The Company has incurred recurring losses since its inception, including net losses of $29.8 million for the six months ended June 30, 2022. As of June 30, 2022, the Company had an accumulated deficit of $22.2 million and for the six months ended June 30, 2022 had negative cash flows from operations of $19.7 million. The Company expects to continue to generate operating losses and negative operating cash flows for the foreseeable future as it continues to develop the RaniPill capsule. The Company expects that its cash and cash equivalents of $97.2 million as of June 30, 2022 will be sufficient to fund its operations through at least twelve months from the date the condensed consolidated financial statements are issued. The Company expects to finance its future operations with its existing cash and through strategic financing opportunities that could include, but are not limited to, future offerings of its equity, collaboration or licensing agreements, or the incurrence of debt. However, there is no guarantee that any of these strategic or financing opportunities will be executed or realized on favorable terms, if at all, and some could be dilutive to existing stockholders and holders of interests in the Company. The Company will not generate any revenue from product sales unless, and until, it successfully completes clinical development and obtains regulatory approval for the RaniPill capsule. If the Company obtains regulatory approval for the RaniPill capsule, it expects to incur significant expenses related to developing its internal commercialization capability to support manufacturing, product sales, marketing, and distribution.
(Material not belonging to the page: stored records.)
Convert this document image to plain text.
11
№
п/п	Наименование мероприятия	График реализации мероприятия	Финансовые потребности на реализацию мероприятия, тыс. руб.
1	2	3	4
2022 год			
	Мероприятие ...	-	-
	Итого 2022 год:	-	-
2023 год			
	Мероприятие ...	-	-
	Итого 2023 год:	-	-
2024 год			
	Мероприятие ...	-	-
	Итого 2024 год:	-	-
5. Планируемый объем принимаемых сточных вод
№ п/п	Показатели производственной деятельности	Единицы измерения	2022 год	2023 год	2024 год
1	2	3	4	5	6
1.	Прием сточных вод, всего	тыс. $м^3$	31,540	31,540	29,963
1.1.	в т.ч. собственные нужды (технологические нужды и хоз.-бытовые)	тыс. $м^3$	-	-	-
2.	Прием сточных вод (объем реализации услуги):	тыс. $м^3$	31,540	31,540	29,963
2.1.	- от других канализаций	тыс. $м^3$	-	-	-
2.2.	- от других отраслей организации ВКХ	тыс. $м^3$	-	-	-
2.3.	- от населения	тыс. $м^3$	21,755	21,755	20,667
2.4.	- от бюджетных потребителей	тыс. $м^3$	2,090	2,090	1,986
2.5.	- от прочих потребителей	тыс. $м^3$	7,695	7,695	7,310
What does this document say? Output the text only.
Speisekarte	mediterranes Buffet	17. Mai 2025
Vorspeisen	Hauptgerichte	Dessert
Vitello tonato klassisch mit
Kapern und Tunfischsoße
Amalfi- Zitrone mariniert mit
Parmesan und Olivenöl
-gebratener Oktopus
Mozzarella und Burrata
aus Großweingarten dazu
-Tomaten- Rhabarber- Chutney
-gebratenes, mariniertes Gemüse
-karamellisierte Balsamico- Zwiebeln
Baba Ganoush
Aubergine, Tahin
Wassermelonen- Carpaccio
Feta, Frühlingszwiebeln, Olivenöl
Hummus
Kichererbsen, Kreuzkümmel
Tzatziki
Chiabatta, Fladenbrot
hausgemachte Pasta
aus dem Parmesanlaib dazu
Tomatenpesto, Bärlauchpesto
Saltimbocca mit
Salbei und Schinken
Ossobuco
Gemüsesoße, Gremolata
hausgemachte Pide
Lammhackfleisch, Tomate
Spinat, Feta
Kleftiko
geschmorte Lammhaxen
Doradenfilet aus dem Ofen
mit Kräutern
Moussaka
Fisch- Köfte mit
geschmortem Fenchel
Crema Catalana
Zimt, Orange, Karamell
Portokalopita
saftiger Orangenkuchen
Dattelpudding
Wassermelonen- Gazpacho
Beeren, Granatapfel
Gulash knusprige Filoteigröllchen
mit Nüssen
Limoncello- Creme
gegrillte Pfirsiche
The Company’s ability to raise additional capital through either the issuance of equity or debt, is dependent on a number of factors including, but not limited to, the market interest of the Company, which itself is subject to a number of development and business risks and uncertainties, as well as the uncertainty that the Company would be able to raise such additional capital at a price or on terms that are favorable to the Company. Market volatility resulting from the novel coronavirus disease (“COVID-19”) pandemic or other factors could also adversely impact the Company’s ability to access capital when and as needed.